Es una buena serie de humor que cumple su cometido: Entretener. Con su mayoría de personajes femeninos, destaca Jean Smart como Devorah Vance. Clava su papel de superestrella femenina ya madurita con dejes de diva insoportable. Por el contrario, Hannah Einbinder, la otra co-protagonista, cumple pero con poca gracia, algo forzada y NO, no está lo buena que quieren mostrar en la serie. Aunque al final acabas cogiéndole cariño, la actriz no tiene la suficiente vis cómica.
Esto del cariño pasa sobre todo en la segunda temporada que es mucho mejor que la primera. Vale que en la primera se presentan los personajes y es una tarea que puede resultar algo más fría, pero es que en la segunda destapan el tarro de las esencias y todo fluye con más naturalidad y las personalidades se trabajan mucho mejor.

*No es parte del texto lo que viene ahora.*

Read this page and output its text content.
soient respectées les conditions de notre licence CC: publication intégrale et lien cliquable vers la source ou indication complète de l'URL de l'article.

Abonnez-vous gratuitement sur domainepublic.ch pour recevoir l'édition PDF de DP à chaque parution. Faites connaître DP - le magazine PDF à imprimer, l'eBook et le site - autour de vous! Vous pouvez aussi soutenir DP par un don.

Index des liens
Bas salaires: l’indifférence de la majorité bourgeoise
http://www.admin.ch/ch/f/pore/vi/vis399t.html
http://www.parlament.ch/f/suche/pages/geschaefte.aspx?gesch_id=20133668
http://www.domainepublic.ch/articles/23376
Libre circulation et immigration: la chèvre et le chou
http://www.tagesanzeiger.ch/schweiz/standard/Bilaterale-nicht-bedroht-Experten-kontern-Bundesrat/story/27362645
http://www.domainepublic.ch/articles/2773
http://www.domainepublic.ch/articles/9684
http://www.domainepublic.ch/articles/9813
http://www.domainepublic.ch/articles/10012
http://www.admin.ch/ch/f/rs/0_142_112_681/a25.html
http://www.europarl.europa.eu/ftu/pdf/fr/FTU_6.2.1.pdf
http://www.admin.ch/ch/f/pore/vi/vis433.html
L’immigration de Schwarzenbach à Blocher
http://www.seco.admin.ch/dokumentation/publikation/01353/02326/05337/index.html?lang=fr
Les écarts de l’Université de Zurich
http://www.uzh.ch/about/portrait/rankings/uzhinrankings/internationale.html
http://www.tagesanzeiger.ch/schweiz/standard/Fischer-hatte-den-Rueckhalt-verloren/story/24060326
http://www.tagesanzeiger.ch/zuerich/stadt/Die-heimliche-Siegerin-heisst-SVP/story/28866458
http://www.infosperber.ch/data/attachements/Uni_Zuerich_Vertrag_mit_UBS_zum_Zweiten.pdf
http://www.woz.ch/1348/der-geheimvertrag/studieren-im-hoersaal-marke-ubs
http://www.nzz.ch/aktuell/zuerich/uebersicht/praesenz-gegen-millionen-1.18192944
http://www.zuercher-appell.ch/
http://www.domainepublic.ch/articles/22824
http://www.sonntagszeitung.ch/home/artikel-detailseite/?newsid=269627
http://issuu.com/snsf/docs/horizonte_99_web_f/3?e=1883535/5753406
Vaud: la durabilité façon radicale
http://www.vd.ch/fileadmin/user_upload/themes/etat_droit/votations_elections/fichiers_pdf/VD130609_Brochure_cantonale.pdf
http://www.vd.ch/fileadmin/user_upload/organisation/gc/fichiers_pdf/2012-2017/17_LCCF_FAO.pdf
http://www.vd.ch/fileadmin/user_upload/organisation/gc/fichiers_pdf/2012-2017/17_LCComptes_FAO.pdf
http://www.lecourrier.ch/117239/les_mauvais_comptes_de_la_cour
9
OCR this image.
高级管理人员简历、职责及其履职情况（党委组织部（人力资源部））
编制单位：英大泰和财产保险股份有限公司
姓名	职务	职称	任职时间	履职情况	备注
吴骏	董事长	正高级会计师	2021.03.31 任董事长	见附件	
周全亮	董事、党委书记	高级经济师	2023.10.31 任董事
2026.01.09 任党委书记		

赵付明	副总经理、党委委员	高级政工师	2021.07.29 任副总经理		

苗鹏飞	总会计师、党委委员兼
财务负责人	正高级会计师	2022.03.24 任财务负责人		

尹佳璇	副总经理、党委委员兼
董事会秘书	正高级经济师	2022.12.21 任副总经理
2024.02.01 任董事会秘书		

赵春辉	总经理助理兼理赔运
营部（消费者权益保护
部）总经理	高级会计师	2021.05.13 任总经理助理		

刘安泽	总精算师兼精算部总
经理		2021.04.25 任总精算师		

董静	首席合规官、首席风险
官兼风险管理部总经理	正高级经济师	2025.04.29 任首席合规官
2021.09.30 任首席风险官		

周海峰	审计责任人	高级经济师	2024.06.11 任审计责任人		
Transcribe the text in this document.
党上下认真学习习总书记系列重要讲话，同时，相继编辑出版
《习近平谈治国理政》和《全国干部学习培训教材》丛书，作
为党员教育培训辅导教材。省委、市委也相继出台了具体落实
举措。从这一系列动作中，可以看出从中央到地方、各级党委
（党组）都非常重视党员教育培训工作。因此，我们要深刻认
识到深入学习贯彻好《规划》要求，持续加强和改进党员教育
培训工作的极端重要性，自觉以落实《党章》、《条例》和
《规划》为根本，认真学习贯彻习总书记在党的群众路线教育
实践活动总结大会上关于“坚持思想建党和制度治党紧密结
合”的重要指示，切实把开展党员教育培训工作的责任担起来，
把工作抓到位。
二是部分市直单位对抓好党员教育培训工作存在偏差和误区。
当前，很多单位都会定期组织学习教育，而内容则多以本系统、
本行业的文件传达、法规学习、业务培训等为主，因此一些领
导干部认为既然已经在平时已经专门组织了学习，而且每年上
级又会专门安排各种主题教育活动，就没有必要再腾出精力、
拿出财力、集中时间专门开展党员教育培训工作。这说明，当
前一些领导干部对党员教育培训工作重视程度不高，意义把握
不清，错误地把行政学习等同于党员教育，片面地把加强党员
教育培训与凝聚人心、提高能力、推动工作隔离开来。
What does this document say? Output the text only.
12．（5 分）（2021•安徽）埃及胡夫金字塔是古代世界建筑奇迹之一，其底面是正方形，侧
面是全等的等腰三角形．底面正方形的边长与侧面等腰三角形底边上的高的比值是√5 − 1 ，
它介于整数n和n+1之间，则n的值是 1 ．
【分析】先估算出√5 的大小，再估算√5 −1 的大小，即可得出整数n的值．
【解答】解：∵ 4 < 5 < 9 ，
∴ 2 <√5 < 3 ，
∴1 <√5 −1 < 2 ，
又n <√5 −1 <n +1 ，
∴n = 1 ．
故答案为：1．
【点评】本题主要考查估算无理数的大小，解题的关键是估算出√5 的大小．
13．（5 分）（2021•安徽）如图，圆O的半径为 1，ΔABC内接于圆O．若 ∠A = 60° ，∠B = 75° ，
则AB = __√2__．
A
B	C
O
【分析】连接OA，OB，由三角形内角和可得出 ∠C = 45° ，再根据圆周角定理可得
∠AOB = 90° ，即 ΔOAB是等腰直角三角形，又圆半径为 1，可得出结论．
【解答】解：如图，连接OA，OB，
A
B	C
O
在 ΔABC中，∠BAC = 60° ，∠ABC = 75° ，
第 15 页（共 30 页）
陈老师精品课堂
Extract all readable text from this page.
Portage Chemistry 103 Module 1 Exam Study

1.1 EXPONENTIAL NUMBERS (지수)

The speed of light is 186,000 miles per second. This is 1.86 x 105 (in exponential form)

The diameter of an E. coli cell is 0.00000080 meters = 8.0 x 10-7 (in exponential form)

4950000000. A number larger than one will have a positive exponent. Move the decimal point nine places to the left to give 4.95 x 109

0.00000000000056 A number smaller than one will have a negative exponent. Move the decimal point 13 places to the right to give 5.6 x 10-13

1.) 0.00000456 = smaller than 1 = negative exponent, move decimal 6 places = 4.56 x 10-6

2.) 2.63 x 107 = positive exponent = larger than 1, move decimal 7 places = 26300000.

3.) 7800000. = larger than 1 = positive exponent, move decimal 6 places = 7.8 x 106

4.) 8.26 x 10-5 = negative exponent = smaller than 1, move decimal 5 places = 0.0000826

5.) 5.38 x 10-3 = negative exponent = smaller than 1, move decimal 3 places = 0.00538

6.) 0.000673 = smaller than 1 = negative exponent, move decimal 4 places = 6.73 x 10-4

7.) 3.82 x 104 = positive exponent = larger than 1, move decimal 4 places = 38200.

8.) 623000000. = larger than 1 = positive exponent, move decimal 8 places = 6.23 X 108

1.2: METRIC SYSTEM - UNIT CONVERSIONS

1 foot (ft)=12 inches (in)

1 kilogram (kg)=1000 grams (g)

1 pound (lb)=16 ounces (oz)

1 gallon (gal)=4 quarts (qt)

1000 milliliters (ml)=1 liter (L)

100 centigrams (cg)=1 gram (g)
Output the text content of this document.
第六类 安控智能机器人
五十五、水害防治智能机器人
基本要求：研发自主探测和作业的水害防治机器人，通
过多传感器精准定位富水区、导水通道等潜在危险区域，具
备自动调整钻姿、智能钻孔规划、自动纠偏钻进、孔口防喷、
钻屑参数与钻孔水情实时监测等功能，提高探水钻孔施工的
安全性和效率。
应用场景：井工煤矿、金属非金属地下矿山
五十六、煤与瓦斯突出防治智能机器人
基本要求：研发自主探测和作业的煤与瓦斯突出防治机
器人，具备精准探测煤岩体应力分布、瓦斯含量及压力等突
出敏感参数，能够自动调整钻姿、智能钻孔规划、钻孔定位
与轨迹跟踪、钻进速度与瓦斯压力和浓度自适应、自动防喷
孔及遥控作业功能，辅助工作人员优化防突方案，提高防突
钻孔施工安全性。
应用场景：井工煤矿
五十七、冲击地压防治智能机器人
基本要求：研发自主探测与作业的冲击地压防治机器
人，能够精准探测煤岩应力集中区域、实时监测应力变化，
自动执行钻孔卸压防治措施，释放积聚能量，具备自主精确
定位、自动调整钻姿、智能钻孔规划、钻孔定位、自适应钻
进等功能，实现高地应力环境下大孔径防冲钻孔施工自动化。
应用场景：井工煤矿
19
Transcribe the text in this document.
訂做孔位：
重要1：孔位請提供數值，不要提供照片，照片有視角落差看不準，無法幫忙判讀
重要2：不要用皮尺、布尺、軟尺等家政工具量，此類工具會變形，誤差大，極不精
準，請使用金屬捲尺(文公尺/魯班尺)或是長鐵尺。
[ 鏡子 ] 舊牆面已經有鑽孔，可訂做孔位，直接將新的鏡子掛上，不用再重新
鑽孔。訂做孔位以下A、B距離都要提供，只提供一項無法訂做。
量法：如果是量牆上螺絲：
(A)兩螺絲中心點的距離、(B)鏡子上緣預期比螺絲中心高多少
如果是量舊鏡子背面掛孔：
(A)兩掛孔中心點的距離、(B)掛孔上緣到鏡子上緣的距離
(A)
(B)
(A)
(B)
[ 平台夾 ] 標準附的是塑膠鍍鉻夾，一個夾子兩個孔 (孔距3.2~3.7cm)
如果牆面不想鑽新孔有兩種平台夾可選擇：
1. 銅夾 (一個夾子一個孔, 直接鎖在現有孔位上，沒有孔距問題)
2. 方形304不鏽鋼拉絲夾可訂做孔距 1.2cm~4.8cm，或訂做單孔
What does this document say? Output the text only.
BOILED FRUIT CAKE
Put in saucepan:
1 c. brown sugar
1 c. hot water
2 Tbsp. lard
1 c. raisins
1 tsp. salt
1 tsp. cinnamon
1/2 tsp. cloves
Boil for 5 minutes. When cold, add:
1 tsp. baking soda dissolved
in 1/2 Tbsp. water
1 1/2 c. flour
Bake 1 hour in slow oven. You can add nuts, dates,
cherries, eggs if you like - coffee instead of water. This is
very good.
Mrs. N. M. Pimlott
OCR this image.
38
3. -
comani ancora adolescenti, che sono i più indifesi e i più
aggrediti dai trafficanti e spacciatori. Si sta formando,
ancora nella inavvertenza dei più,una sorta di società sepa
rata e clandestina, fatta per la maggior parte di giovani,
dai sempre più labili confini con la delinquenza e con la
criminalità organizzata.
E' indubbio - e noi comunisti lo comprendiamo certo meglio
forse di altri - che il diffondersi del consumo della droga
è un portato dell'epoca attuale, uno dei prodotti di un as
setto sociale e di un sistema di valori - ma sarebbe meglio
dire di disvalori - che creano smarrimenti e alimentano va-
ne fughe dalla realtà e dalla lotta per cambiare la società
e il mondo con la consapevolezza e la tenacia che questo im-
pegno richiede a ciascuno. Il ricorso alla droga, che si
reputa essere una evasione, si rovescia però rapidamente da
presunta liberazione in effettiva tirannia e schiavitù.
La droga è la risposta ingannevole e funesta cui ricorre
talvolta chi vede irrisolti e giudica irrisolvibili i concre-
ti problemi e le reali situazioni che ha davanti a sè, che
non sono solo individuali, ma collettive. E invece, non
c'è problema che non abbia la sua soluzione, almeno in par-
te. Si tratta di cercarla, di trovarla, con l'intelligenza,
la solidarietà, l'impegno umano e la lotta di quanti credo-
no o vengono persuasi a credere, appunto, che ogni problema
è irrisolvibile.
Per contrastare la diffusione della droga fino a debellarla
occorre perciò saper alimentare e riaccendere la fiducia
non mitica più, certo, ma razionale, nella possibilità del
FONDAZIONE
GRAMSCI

La historia es fresca, con situaciones y personajes que mezclan la antigua visión del mundo (siglo XX) y la nueva (siglo XXI), las cuales representan las dos protagonistas. Habla de la ascensión y caída, del reinventarse y de la importancia de contarse verdad a uno mismo para quitarse la mochila de lo que opinarán los demás.
Para mi gusto, al ser el personaje protagonista una monologuista, le falta punch a los chistes. Te hace más gracia el guion de la propia serie que los chistes de los monólogos, lo que le quita credibilidad al personaje principal.
En resumen, una serie amena, divertida a ratos y con una moraleja bastante bien traída. Buena para pasar el rato, que a fin de cuentas es de lo que se trata.